Grasping. I am learning not to grasp in desperation at things. It is ok. I do not need to be any of those things nor do I need to find some perceived equivalent that I can own as my own. I yam what I yam to quote the great philosopher Popeye... and what I am is ok. I do not need to be this or be that and this comparison business, comparing my insides to your outsides, is for the birds. It has no value.

I am also learning that I can put an idea out on the table and not live and die by whether or not it is accepted or not by the individual (in a relationship) or group (in a business setting). My worth and value do not depend on this anymore... well... at least, it's getting better.

to act and not lay claim;
to do the work and let it go:


There is a line in the writing called Just For Today that talks about doing someone a good turn but not getting found out. If anyone finds out then it doesn't count. It is kind of along the lines of the random acts of kindness bumper stickers. The Tao takes it further though. The JFT line always struck me as being not quite right and very difficult to do as well. The idea of being helpful without any expectation of reward or recognition is of course a good one but I get the sense that the idea of the Tao is to have this simply be such an ingrained habit, no, not even habit because that seems to imply a sense of duty or premeditation, but rather simply one of those next right things that we simply do because it is right there for us to do and we are to do it without thought or even consideration that it is a good thing that we are doing. We do it simply because that is what we are supposed to be doing at that moment.
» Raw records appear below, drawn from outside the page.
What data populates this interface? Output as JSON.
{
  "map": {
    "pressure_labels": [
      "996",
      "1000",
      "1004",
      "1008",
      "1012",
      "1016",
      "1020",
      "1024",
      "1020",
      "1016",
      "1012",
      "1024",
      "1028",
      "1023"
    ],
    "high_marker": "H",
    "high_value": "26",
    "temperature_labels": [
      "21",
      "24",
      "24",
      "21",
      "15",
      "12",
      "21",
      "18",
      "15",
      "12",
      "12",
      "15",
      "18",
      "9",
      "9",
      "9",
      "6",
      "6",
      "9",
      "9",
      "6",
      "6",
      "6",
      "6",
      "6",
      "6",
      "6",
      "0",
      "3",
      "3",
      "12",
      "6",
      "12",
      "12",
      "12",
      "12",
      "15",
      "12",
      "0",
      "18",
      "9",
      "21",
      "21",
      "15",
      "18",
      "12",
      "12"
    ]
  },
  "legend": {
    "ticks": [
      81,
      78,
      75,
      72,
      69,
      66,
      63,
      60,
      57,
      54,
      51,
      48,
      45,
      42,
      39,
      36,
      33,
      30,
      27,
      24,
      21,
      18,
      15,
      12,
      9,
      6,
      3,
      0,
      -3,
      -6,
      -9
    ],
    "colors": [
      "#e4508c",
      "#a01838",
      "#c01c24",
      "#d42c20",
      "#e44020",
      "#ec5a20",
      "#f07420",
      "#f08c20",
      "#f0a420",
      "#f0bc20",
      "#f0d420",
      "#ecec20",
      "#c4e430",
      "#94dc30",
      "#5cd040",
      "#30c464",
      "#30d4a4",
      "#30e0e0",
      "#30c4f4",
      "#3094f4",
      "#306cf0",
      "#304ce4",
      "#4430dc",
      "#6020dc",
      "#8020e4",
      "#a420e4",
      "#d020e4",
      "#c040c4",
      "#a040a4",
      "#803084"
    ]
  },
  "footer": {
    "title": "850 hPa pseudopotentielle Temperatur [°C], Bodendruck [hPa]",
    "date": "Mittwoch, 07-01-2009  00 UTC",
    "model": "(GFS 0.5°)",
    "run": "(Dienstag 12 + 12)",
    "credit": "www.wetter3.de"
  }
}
The problem with the JFT was this sense of premeditation and perhaps a building up of brownie points or something. The Tao seems to tell me not to even think about it as being good or bad, right or wrong, simply it is the next thing to be done in living life... like breathing and sleeping and eating.

I am very fond of saying to people that I work with that it is ours to do the footwork and to let go of the results. This has been a very important concept for me to grasp as it has helped to free me from that driving compulsion to get it right and stopped me from trying to force solutions or direct others actions but rather to simply do whatever it is that I am supposed to be doing at any given time... and then doing whatever is next.

for just letting it go
is what makes it stay.


There is no surer way to receive love and peace then to give it away in your every breath.